TOPLUMSAL OLAYLARDA BELEDİYENİN ARAÇLARI VALİLİK EMRİNE VERİLECEK
Toplantı ve gösteri yürüyüşleri hakkının kullanımı sırasında insan sağlığı üzerinde olumsuz ve kalıcı etkisi tartışmasız olan boyalı su kullanımının önü açılmakta, gaz ve boyalı su kullanımından korunmak için yüzün kısmen dahi olsa kapatılması halinde bile, bireylerin ağır bir şekilde cezalandırılmasının yolu açılmaktadır. Düzenleme ile bireysel ve topluluk haklarının kullanımı ciddi ceza tehdidi altına alınmakta, ceza miktarı arttırılarak ve cezaların ertelenmesi imkânı da ortadan kaldırılmaktadır. Düzenlemenin yasalaşması ile valilerin idari tasarrufu ile verdiği kararlar adeta yargısal bir nitelik taşıyacak ve bu kararlara uymayanlar hakkında ceza verilebilecek, toplumsal olaylarda araçlarını valilik emrine vermeyen belediyelerin araçlarına polis marifetiyle el konulacaktır. Tüm bunların yanı sıra polise tanınan oldukça geniş ve hiçbir objektif kriterle sınırlanmayan silah kullanma yetkisiyle kişilerin yaşam hakkı tehdit altına alınmaktadır.
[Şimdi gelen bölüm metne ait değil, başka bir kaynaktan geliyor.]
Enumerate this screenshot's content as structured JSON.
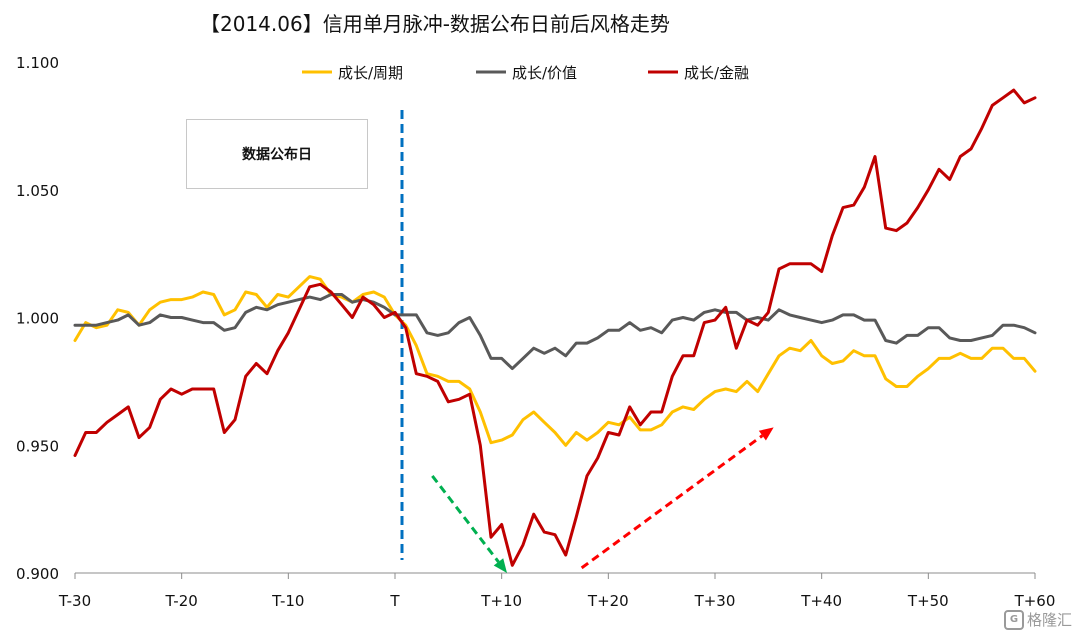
{
  "title": "【2014.06】信用单月脉冲-数据公布日前后风格走势",
  "annotation_box": "数据公布日",
  "watermark": "格隆汇",
  "colors": {
    "growth_cyclical": "#FFC000",
    "growth_value": "#595959",
    "growth_financial": "#C00000",
    "vline": "#0070C0",
    "green_arrow": "#00B050",
    "red_arrow": "#FF0000"
  },
  "chart_data": {
    "type": "line",
    "title": "【2014.06】信用单月脉冲-数据公布日前后风格走势",
    "xlabel": "",
    "ylabel": "",
    "x_range": [
      -30,
      60
    ],
    "ylim": [
      0.9,
      1.1
    ],
    "y_ticks": [
      "0.900",
      "0.950",
      "1.000",
      "1.050",
      "1.100"
    ],
    "x_ticks": [
      {
        "label": "T-30",
        "x": -30
      },
      {
        "label": "T-20",
        "x": -20
      },
      {
        "label": "T-10",
        "x": -10
      },
      {
        "label": "T",
        "x": 0
      },
      {
        "label": "T+10",
        "x": 10
      },
      {
        "label": "T+20",
        "x": 20
      },
      {
        "label": "T+30",
        "x": 30
      },
      {
        "label": "T+40",
        "x": 40
      },
      {
        "label": "T+50",
        "x": 50
      },
      {
        "label": "T+60",
        "x": 60
      }
    ],
    "grid": false,
    "legend_position": "top",
    "vline_x": 0,
    "series": [
      {
        "name": "成长/周期",
        "values": [
          0.991,
          0.998,
          0.996,
          0.997,
          1.003,
          1.002,
          0.997,
          1.003,
          1.006,
          1.007,
          1.007,
          1.008,
          1.01,
          1.009,
          1.001,
          1.003,
          1.01,
          1.009,
          1.004,
          1.009,
          1.008,
          1.012,
          1.016,
          1.015,
          1.009,
          1.008,
          1.006,
          1.009,
          1.01,
          1.008,
          1.001,
          0.997,
          0.989,
          0.978,
          0.977,
          0.975,
          0.975,
          0.972,
          0.963,
          0.951,
          0.952,
          0.954,
          0.96,
          0.963,
          0.959,
          0.955,
          0.95,
          0.955,
          0.952,
          0.955,
          0.959,
          0.958,
          0.961,
          0.956,
          0.956,
          0.958,
          0.963,
          0.965,
          0.964,
          0.968,
          0.971,
          0.972,
          0.971,
          0.975,
          0.971,
          0.978,
          0.985,
          0.988,
          0.987,
          0.991,
          0.985,
          0.982,
          0.983,
          0.987,
          0.985,
          0.985,
          0.976,
          0.973,
          0.973,
          0.977,
          0.98,
          0.984,
          0.984,
          0.986,
          0.984,
          0.984,
          0.988,
          0.988,
          0.984,
          0.984,
          0.979
        ]
      },
      {
        "name": "成长/价值",
        "values": [
          0.997,
          0.997,
          0.997,
          0.998,
          0.999,
          1.001,
          0.997,
          0.998,
          1.001,
          1.0,
          1.0,
          0.999,
          0.998,
          0.998,
          0.995,
          0.996,
          1.002,
          1.004,
          1.003,
          1.005,
          1.006,
          1.007,
          1.008,
          1.007,
          1.009,
          1.009,
          1.006,
          1.007,
          1.006,
          1.004,
          1.001,
          1.001,
          1.001,
          0.994,
          0.993,
          0.994,
          0.998,
          1.0,
          0.993,
          0.984,
          0.984,
          0.98,
          0.984,
          0.988,
          0.986,
          0.988,
          0.985,
          0.99,
          0.99,
          0.992,
          0.995,
          0.995,
          0.998,
          0.995,
          0.996,
          0.994,
          0.999,
          1.0,
          0.999,
          1.002,
          1.003,
          1.002,
          1.002,
          0.999,
          1.0,
          0.999,
          1.003,
          1.001,
          1.0,
          0.999,
          0.998,
          0.999,
          1.001,
          1.001,
          0.999,
          0.999,
          0.991,
          0.99,
          0.993,
          0.993,
          0.996,
          0.996,
          0.992,
          0.991,
          0.991,
          0.992,
          0.993,
          0.997,
          0.997,
          0.996,
          0.994
        ]
      },
      {
        "name": "成长/金融",
        "values": [
          0.946,
          0.955,
          0.955,
          0.959,
          0.962,
          0.965,
          0.953,
          0.957,
          0.968,
          0.972,
          0.97,
          0.972,
          0.972,
          0.972,
          0.955,
          0.96,
          0.977,
          0.982,
          0.978,
          0.987,
          0.994,
          1.003,
          1.012,
          1.013,
          1.01,
          1.005,
          1.0,
          1.008,
          1.005,
          1.0,
          1.002,
          0.996,
          0.978,
          0.977,
          0.975,
          0.967,
          0.968,
          0.97,
          0.95,
          0.914,
          0.919,
          0.903,
          0.911,
          0.923,
          0.916,
          0.915,
          0.907,
          0.922,
          0.938,
          0.945,
          0.955,
          0.954,
          0.965,
          0.958,
          0.963,
          0.963,
          0.977,
          0.985,
          0.985,
          0.998,
          0.999,
          1.004,
          0.988,
          0.999,
          0.997,
          1.002,
          1.019,
          1.021,
          1.021,
          1.021,
          1.018,
          1.032,
          1.043,
          1.044,
          1.051,
          1.063,
          1.035,
          1.034,
          1.037,
          1.043,
          1.05,
          1.058,
          1.054,
          1.063,
          1.066,
          1.074,
          1.083,
          1.086,
          1.089,
          1.084,
          1.086
        ]
      }
    ],
    "arrows": [
      {
        "color": "green",
        "from": [
          3.5,
          0.938
        ],
        "to": [
          10.5,
          0.9
        ]
      },
      {
        "color": "red",
        "from": [
          17.5,
          0.902
        ],
        "to": [
          35.5,
          0.957
        ]
      }
    ]
  }
}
POLİSLERİN İŞLEDİĞİ SUÇLARA YASAL GÜVENCE GELİYOR
Toplumsal olaylarda kolluk güçlerinin yetki aşımı ile yaşam hakkının ihlaline kadar varan suçları sorunlu idari ve yargısal pratiklerle cezasız kalmakta iken, bu düzenlemenin yasalaşması ile adeta yasal bir güvenceye kavuşturulmuş olacaktır. Kolluk güçlerinin yetki aşımı, orantısız güç ve hatta kasti eylemleri ile yaşanan can kayıplarına rağmen, yoğun kamuoyu baskısı ile açılan davaların cezasızlıkla sonuçlanması karşısında toplumun beklentisi PVSK’da güç kullanımının sınırlanması ve kolluk eliyle işlenen suçlarda etkili soruşturma ve cezalandırma iken, tam tersi bir düzenleme ile demokratik bir toplumun gerektirdiği hakların kullanımını engelleyecek ve hatta yaşam hakkını pervasızca ihlal edecek uygulamaların önünün açılmasını kabul etmek mümkün değildir. Yargının ve kolluğun günlük siyasi hesaplarla toplum beklentileri ve demokratik değerler yerine, siyasal iktidarın ihtiyaç ve amaçlarına hizmet edecek şekilde dizayn edilmesinin bedellerini bütün bir toplum ağır bir şekilde ödeyecektir. Kamu düzeninin polisiye tedbirlerle sağlanamayacağı konusunda yaşadığımız bunca acı tecrübeye rağmen, güvenlikçi yaklaşımlarla temel hak ve hürriyetleri sınırlamak, aksine toplum devlet ilişkilerinde derin bir güvensizliğe sebebiyet verecektir. Kamu düzeni tarafsız ve bağımsız bir yargı ile suç ve suçlu ile mücadelede demokratik ölçüler içinde temel insan haklarına saygılı bir idari pratik ile sağlanabilir. Biz aşağıda imzası bulunan Doğu, Güneydoğu Bölge ve Ankara Baroları olarak, iktidar partisine gerek Mecliste bulunan tüm partilerin gerekse de sivil toplum örgütlerinin itirazlarına ve muhalefetine kulak vermesini ve bu düzenlemeyi meclisten bir an önce geri çekmesi çağrısını yapıyoruz."
Ortak açıklamaya Adıyaman, Ağrı, Ankara, Batman, Bingöl, Bitlis, Diyarbakır, Erzincan, Erzurum, Gaziantep, Hakkari, Iğdır, Kars, Ardahan, Kilis, Mardin, Muş, Siirt, Şırnak, Şanlıurfa, Tunceli ve Van baro başkanları imza attı.